Suffolk University pollster David Paleologos, whose polls are aggregated into mainstream averages to show where the presidential race stands in the swing states, said he’s finished polling in Florida, North Carolina and Virginia because President Obama has no shot of winning those states.
“I think in places like North Carolina, Virginia and Florida, we’ve already painted those red, we’re not polling any of those states again,” Paleologos said Tuesday night on Fox’s "The O’Reilly Factor." “We’re focusing on the remaining states.”
The race has also tightened in the 12 swing states — Florida, North Carolina and Virginia among them — that President Bush won in 2004 but Obama won in 2008, and which will be critical in determining the outcome of the election.
Romney has trailed Obama in the bulk of those states throughout the cycle, and most polling analysts are unsure whether the GOP nominee’s post-debate bump will last, or what events might transpire to alter the course of the race in the month before Election Day.
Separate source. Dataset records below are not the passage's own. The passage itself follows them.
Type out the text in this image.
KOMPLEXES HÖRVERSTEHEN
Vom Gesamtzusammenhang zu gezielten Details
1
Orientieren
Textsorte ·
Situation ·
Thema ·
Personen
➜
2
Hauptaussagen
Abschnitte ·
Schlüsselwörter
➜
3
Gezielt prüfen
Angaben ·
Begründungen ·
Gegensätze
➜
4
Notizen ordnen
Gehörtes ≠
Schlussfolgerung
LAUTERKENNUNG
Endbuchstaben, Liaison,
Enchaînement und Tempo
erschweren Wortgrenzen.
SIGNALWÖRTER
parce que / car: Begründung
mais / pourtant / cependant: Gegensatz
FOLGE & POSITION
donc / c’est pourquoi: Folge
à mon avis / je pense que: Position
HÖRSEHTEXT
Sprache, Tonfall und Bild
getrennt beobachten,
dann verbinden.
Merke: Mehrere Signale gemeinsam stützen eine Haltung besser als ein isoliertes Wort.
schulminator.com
Fox News anchor Bill O’Reilly seemed perplexed, and asked Paleologos if he was certain those three states were already in the bag for Romney.
“That’s right, and here’s why. Before the debate, the Suffolk poll had Obama ahead 46 to 43 [in Florida] in the head-to-head number,” Paleologos responded.
“A poor place to be for a couple of reasons. Number one, his ballot test, his head-to-head number was below 47 percent before the debate, and it’s very, very difficult when you have the known quantity, the incumbent, to claw your way up to 50. So that was a very, very poor place for him to be.
“So we’re looking at this polling data not only in Florida but in Virginia and North Carolina and it’s overwhelming,” Paleologos concluded.
The latest Suffolk poll in Florida, taken before last week’s debate, showed Obama ahead 46 percent to 43 among likely voters.
Florida is the largest swing-state prize, with 29 electoral votes.
Romney has since overtaken the president in the RCP average, but by less than 1 percentage point, meaning the race is statistically tied.
In Virginia, where late last month Suffolk found Obama with a 2-point advantage, the president still leads, according to the RCP average. But Virginia is similarly close to Florida, with Obama leading by less than 1 percentage point.
In North Carolina, which most analysts agree will be the toughest battleground state for the president to win, Romney has a 3-point lead, according to the RCP average.
However, that’s boosted by a 9-point advantage he has in a Gravis Marketing survey, which could be an outlier.
Most polling analysts believe the presidential race to be a tie nationally, with the momentum currently in Romney’s favor and the bulk of the battleground states remaining toss-ups.